Can't I always create regular $n$ sided polygon for any given value of $n$? Following is the first paragraph from the section "Construction of regular polygon" from Hardy and Wright. > We conclude this chapter by a short excursus on one of the famous problems of elementary geometry, that of the construction of a regular polygon of $n$ sides, or of an angle $\alpha = \frac{2\pi}{n}$. Suppose that $gcd(n_1,n_2) = 1$ and that the problem is soluble for $n = n_1$ and for $n = n_2$. There are integers $r_1$ and $r_2$ such that $$r_1n_1,+r_2n_2 = 1 \;...(1)$$ or $$r_1\alpha_2+r_2\alpha_1 = r_1\frac{2\pi}{n_2}+r_2\frac{2\pi}{n_1}=\frac{2\pi}{n_1n_2} \;...(2)$$ Hence, if the problem is soluble for $n = n_1$, and $n = n_2$, it is soluble for $n = n_1n_2$. I can't make sense of it. Can't I always construct a regular $n$ sided polygon for any $n \ge 3 $ ? Also how can it be concluded from $(1)$ and $(2)$ that if problem is solvable for $n=n_1$ and $n=n_2$ it is solvable for $n=n_1n_2$ ?

First question: although it is not mentioned in the excerpt you quoted, Hardy and Wright are referring to constructions using only compass and straight edge (unmarked ruler) in the manner prescribed in geometry at the time of the Ancient Greeks.
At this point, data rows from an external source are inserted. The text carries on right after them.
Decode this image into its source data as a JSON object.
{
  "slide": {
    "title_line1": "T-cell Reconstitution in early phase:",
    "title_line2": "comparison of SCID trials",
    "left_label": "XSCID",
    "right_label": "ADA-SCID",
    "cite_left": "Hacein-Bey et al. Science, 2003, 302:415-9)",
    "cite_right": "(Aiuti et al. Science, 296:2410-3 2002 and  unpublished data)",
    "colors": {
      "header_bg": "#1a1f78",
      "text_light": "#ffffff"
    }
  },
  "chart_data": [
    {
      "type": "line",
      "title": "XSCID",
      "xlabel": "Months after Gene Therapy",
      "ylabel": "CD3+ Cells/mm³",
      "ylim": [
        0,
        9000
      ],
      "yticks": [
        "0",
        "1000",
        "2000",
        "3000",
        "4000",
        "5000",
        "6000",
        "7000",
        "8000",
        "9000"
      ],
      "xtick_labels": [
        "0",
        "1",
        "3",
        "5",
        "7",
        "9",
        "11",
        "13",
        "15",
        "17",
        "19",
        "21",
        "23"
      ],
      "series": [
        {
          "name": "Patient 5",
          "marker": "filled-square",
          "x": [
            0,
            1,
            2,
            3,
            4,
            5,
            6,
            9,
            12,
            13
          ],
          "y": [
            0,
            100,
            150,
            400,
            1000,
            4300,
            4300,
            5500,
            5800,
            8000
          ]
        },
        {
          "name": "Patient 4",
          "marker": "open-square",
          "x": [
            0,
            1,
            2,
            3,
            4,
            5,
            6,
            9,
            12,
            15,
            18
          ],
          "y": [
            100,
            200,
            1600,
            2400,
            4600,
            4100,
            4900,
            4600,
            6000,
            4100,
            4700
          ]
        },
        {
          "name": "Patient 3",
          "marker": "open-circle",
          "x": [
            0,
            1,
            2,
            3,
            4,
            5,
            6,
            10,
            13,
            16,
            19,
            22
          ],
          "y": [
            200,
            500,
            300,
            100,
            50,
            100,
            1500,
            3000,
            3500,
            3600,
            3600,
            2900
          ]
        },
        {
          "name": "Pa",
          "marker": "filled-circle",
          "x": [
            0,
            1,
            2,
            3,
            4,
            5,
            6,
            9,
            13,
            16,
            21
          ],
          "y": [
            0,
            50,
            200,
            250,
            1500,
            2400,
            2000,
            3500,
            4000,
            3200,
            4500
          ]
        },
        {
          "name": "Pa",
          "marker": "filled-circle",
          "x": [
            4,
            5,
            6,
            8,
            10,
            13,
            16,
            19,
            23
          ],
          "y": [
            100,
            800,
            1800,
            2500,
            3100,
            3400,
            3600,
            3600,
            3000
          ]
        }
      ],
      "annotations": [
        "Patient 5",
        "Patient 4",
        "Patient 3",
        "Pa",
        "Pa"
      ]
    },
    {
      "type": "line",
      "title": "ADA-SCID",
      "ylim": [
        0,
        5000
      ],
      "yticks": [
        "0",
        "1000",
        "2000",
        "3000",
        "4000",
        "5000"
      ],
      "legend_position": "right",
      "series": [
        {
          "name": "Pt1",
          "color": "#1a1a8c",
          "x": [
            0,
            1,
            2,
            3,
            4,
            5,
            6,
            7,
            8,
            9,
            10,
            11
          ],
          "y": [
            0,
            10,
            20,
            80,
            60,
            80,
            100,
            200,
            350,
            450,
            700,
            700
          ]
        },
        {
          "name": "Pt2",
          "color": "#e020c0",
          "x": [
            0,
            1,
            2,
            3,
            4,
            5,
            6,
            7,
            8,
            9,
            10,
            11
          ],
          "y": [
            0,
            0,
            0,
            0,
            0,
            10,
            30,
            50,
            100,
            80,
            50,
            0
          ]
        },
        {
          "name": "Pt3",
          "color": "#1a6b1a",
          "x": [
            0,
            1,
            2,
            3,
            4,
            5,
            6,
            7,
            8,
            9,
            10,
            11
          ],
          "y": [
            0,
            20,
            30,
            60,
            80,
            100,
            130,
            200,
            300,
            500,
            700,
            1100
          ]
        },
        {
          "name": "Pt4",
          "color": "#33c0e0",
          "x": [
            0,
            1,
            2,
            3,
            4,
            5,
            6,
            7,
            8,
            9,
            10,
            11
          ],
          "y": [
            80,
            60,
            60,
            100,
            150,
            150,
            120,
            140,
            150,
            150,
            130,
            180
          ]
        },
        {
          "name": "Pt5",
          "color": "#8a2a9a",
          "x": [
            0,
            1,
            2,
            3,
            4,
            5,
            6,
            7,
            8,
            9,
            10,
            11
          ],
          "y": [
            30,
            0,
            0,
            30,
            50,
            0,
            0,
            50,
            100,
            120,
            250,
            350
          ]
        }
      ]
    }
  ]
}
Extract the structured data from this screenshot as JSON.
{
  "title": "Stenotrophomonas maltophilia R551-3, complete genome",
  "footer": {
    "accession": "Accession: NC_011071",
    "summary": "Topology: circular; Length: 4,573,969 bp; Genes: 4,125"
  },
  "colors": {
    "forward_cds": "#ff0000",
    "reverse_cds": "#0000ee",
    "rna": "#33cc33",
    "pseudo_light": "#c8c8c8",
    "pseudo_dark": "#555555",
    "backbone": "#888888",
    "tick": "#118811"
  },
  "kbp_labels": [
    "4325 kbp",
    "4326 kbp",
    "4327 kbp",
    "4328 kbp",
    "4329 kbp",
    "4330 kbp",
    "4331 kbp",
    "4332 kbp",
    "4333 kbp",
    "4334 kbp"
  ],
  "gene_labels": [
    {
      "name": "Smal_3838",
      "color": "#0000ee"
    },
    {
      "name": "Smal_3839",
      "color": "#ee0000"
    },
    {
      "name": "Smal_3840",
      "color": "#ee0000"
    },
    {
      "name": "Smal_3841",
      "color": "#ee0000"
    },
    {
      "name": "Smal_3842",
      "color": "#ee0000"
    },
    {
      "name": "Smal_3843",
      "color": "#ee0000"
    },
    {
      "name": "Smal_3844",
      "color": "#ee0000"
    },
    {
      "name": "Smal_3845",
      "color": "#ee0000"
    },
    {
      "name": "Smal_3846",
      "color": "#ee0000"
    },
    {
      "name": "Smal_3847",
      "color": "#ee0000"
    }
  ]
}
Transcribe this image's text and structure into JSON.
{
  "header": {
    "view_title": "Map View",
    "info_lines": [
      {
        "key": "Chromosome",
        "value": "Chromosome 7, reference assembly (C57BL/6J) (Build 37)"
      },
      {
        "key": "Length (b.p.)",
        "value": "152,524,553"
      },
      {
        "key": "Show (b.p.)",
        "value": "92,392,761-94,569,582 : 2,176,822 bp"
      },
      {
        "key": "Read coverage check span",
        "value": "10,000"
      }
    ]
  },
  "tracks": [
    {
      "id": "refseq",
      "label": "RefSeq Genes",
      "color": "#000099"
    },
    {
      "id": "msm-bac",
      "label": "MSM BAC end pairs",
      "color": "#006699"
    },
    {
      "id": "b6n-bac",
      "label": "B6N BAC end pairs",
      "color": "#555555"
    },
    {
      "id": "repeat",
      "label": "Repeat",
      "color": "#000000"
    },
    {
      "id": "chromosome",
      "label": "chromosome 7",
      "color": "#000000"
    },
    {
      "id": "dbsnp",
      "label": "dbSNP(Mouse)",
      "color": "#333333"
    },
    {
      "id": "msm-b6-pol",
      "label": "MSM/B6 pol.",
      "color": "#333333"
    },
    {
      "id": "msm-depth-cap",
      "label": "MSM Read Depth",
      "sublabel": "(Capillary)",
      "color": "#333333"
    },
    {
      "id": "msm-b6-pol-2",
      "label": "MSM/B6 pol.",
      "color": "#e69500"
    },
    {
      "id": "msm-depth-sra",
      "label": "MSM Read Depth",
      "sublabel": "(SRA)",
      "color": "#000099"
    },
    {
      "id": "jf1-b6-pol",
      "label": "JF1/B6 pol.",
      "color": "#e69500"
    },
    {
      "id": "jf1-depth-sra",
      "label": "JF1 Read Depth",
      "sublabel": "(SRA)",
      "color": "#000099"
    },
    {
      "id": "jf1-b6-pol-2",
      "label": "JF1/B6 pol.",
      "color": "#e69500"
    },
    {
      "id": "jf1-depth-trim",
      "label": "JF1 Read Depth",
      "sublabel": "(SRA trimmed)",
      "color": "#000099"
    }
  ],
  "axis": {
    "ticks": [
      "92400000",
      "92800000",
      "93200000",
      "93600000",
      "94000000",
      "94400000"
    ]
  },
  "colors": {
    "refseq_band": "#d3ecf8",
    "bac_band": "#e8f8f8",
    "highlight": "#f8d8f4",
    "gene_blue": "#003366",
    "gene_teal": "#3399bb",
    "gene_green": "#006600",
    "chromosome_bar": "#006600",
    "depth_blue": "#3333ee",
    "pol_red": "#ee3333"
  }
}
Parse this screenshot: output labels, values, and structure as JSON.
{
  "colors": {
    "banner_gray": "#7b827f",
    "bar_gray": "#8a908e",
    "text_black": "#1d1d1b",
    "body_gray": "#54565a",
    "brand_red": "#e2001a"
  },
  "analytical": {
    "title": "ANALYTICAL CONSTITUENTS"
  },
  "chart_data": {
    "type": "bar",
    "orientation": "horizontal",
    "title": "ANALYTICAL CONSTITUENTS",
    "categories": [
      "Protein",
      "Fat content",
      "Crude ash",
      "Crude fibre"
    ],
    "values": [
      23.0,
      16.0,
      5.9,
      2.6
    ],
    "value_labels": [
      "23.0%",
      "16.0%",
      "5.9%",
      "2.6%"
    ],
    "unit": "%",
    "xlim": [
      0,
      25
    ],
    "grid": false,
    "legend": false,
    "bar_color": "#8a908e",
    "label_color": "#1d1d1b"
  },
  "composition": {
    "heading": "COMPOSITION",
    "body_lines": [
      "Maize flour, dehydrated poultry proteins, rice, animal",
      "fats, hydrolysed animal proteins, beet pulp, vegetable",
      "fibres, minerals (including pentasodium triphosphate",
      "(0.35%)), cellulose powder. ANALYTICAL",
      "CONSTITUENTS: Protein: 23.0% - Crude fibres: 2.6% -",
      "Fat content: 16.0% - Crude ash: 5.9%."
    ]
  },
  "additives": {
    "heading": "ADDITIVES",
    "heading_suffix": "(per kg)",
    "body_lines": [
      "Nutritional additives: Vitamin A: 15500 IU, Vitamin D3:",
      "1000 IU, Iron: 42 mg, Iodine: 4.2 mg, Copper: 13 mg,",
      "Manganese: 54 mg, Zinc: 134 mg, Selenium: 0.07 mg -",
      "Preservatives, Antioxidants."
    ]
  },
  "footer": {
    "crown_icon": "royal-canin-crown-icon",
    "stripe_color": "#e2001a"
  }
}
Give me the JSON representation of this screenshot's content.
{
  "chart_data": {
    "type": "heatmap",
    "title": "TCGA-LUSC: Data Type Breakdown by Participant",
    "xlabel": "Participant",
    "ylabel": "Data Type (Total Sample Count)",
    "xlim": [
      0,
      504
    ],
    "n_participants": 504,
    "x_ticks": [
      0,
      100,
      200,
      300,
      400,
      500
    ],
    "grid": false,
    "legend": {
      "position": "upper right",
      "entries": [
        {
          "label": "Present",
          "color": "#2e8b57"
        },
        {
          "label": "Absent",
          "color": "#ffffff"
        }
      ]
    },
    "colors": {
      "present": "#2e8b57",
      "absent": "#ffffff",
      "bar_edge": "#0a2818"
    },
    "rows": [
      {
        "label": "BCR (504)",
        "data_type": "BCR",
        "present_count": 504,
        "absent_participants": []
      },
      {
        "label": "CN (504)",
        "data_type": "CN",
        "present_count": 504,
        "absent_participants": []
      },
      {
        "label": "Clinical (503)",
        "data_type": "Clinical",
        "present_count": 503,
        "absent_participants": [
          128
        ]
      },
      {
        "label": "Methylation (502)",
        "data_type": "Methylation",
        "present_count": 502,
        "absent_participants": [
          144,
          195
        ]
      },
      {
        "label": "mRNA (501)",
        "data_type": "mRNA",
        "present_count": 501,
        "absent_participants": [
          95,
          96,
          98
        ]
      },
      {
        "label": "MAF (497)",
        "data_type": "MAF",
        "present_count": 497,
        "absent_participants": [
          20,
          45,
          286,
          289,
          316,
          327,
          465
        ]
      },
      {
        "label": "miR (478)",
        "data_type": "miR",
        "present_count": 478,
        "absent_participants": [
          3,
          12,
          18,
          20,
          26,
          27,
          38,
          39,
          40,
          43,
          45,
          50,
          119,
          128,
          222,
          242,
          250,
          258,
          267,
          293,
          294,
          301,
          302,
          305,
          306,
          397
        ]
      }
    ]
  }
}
Under these restrictions it is impossible, for example, to construct a regular $7$-gon. If you look up "ruler and compass constructions" you will find many online references to this.

Second question: constructing a regular $n$-gon is equivalent to constructing an angle of $2\pi/n$. If you can do this, it is easy to construct twice this angle, three times and so on. Further, if you can construct angles $\alpha$ and $\beta$ then it is easy to construct angles $\alpha\pm\beta$. So, if you can construct angles of $2\pi/n_1$ and $2\pi/n_2$, then you can construct $$r_1\frac{2\pi}{n_2}+r_2\frac{2\pi}{n_1}\ ,$$ and as shown by the above equation, this is the angle $2\pi/(n_1n_2)$.